Mal os pés saem do barco que acaba de cruzar o mar rumo ao Museu Histórico Fortaleza de Santo Amaro da Barra Grande, em Santos, e o silêncio invade o ambiente. A céu aberto, vozes calam-se diante dos morros, da imensidão do mar e das ruínas esbranquiçadas que narram a História da cidade. Corpos, dispostos silenciosos na paisagem afora, anunciam o espetáculo. O público é formado por cerca de 50 pessoas e, de cara, entende a deixa. Como se estivesse em uma minúscula sala de teatro, ele responde com uma silenciosa e por vezes ofegante expectativa.
A Fortaleza é o palco do Manufatura de Monólogos, projeto para criar monólogos com artistas da Baixada Santista. O diretor Luiz Fernando Marques, o Lubi, já havia passado as primeiras orientações ainda na barca: a apresentação já estaria em andamento ao atracar e, quando um dos atores levantasse a mão, cada um deveria se juntar com quem estivesse com uma pulseira da mesma cor, acessório colocado no punho na hora de entregar o ingresso. Após um breve prenúncio, o sinal é dado e cinco grupos se formam. Cada um vai em uma direção da Fortaleza. A partir dali, cada um assistiria, simultaneamente, a um monólogo e depois a outro e a outro... Até que os cinco grupos assistissem aos cinco monólogos.
Foto: Marcel Verrumo
Em meio às árvores, entre galhos e barrancos, o primeiro monólogo começa. Em cena, o personagem quase sem roupa parece lutar com a natureza ao seu redor – ora briga, ora a ama. É um andarilho sem certezas, sem limites, sem barreiras. Ao fundo, a apresentação é embalada por uma voz que reflete sobre lar e corpo. Sobre o quanto o corpo é lar e sobre o quanto o lar se transforma em corpo – mesmo que esse tenha como teto um céu de estrelas.
Foto: Marcel Verrumo
Lágrimas são vertidas no segundo monólogo. No topo de pedras, uma negra questiona o quanto de responsabilidade carrega o choro de uma mulher de sua raça. Mais do que isso: reconhece suas fraquezas e grita que a ela, como a tantas mulheres negras, é proibido chorar, negação criada pela exigência de honrar a luta cotidiana de suas antepassadas, que também conviveram com o medo e os “nãos” sem deixarem suas fraquezas falarem mais alto.
Conforme os monólogos se sucedem, o caminhar pela Fortaleza leva a novos lugares, fazendo do espetáculo um desbravar não apenas de cinco histórias, mas de espaços onde se passaram muitos dos acontecimentos da cidade – lugares agora ressignificados pelas cenas que abrigam.

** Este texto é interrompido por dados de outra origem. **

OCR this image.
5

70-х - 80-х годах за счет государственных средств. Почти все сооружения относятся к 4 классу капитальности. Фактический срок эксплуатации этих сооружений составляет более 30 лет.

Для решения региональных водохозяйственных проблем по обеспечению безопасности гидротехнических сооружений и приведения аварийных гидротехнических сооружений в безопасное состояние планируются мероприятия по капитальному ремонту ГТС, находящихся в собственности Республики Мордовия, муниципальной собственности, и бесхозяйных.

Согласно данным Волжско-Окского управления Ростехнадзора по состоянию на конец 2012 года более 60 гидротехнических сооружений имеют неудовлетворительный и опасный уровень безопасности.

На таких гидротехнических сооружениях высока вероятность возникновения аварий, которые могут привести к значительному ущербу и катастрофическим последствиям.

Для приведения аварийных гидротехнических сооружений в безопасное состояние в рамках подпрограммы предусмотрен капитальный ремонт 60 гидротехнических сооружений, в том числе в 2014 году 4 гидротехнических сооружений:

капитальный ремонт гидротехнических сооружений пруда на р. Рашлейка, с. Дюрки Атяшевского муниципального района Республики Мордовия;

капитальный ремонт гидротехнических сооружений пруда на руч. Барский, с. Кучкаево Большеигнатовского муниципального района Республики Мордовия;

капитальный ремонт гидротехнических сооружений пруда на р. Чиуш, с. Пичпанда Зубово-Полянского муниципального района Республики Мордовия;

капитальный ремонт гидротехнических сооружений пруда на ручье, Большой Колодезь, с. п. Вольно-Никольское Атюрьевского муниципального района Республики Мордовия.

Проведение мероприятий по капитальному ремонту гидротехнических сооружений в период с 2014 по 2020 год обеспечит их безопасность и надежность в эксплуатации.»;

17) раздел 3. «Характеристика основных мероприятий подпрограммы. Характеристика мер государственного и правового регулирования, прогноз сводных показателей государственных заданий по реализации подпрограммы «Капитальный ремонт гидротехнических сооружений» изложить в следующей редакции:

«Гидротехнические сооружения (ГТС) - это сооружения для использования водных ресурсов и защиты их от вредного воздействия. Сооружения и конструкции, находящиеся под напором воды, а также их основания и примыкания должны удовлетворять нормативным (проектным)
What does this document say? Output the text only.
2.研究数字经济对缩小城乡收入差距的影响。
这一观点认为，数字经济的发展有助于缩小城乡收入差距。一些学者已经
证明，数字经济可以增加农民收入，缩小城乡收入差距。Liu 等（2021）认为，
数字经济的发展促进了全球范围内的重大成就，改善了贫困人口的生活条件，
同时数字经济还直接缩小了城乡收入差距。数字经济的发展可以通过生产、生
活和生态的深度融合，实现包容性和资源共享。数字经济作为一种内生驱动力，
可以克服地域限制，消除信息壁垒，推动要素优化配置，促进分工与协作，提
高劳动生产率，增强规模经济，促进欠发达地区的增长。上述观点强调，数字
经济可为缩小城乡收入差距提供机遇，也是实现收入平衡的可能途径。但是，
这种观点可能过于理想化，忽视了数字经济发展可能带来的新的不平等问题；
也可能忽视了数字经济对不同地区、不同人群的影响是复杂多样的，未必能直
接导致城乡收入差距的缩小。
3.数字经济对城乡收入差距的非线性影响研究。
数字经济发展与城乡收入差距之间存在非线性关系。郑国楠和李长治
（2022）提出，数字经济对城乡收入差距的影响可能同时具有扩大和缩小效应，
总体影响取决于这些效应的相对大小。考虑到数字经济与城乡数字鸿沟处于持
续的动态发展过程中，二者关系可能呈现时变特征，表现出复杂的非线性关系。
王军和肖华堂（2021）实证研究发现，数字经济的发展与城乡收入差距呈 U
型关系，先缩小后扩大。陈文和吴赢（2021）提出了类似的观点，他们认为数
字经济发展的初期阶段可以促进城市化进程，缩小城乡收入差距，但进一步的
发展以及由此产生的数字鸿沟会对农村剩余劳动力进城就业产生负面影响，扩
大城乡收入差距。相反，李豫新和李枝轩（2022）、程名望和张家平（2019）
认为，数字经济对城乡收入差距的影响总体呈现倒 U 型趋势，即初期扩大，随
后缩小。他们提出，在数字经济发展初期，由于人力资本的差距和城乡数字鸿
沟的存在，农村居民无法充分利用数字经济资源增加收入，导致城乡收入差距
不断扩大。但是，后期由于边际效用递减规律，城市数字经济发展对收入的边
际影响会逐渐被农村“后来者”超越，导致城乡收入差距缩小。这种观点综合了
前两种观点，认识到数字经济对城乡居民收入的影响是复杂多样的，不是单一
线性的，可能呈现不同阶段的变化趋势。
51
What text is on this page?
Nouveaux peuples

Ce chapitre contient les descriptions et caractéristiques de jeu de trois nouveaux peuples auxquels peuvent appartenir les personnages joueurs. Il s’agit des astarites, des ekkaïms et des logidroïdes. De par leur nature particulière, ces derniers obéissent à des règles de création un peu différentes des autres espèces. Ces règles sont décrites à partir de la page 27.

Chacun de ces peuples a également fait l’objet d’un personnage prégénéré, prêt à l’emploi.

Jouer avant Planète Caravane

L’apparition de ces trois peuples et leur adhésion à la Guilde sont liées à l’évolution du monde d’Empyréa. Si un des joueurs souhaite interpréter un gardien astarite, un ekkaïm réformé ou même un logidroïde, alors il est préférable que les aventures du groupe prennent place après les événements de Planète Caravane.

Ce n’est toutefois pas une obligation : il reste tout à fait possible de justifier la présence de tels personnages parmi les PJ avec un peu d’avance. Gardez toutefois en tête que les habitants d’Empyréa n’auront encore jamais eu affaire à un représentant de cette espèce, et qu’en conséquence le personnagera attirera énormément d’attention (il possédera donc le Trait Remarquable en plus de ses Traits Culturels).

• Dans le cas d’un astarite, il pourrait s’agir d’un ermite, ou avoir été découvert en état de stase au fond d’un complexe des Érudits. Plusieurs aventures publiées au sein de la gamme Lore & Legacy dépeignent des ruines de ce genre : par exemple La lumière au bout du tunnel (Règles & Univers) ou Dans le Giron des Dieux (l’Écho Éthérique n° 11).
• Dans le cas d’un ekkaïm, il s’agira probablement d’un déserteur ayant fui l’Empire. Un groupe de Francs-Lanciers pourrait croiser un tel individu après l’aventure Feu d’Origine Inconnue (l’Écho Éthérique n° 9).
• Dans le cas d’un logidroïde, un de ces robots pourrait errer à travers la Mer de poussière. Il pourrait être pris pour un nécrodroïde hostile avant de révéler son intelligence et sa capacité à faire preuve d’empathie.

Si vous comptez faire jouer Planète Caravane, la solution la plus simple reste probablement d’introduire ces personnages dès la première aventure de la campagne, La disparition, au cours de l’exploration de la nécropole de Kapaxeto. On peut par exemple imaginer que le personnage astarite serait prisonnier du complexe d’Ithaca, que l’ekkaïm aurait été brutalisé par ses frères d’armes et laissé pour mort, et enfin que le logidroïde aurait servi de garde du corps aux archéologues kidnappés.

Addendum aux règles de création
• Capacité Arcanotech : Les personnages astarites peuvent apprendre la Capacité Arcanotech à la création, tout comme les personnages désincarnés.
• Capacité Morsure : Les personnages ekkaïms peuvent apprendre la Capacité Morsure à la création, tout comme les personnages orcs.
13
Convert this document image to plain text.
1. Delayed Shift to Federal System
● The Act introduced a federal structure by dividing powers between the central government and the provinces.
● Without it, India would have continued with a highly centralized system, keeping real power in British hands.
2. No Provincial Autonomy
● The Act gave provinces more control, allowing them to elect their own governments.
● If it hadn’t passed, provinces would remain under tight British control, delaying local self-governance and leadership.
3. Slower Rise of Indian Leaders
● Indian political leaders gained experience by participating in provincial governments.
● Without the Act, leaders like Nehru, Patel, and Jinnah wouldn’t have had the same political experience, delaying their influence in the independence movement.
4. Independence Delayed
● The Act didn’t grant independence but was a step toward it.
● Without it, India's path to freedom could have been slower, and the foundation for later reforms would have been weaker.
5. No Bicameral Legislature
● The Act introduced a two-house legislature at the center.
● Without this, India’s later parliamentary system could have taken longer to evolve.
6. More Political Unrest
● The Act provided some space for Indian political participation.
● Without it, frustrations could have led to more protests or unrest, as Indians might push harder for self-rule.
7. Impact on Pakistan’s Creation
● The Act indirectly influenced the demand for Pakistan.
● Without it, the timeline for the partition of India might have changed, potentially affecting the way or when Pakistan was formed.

É essa ressignificação que parece assumir o primeiro plano de um dos monólogos dentro da própria Fortaleza, em uma sala escura e totalmente fechada. Num silêncio ensurdecedor, um homem perde-se entre xícaras, retratos e lembranças de sua família. Corre de um lado para o outro dos cômodos, entra pelas janelas e sobe no teto, alterna entre negativos de fotos e malas de legados. A memória é trazida para o centro do espaço sem que nenhuma palavra precise ser dita – há monólogos que dizem tanto sem que, para isso, precisem dizer nada.
E há o contrário: o verbo como protagonista. Um rapaz da meia idade, que cresceu com a cobrança de ser o primeiro, em busca de honrar a memória de seus ídolos, Oscar Wilde. O público ri com a comicidade da história e o absurdo que rodeia as lembranças, que ora parecem fruto do vivido, ora da imaginação.
O fim é a céu aberto, onde a Fortaleza dá para a cidade e onde o quinto e último monólogo espera com uma mulher nua, jogada de bruços no alto de pedras. A história de uma catadora que pintou sua carroça de lixo com poemas é o mote para uma reflexão sobre exclusão, violência social, arte. A força de Pagu, figura santista tão representativa no cenário nacional, é exaltada e fecha o ciclo de monólogos.
Num espetáculo em que a memória é representada de diferentes formas em cada um dos monólogos, o espaço parece ser o protagonista de um sexto monólogo, narrando as histórias de Santos. No fim, o monólogo da Fortaleza parece ser como os cinco anteriores: um texto que mistura fato e ficção, presente e passado, arte e realidade, e que dá origem a algo novo e que dialoga com todos esses conceitos sem se limitar a eles.
Quando pegam o barco para retornar à cidade, o silêncio contínuo do público começa a dar lugar às primeiras palavras. O fim da tarde já não está tão nublado quanto no início do espetáculo. O céu está aberto a possibilidades, tais quais as reflexões abertas pela Manufatura de Monólogos.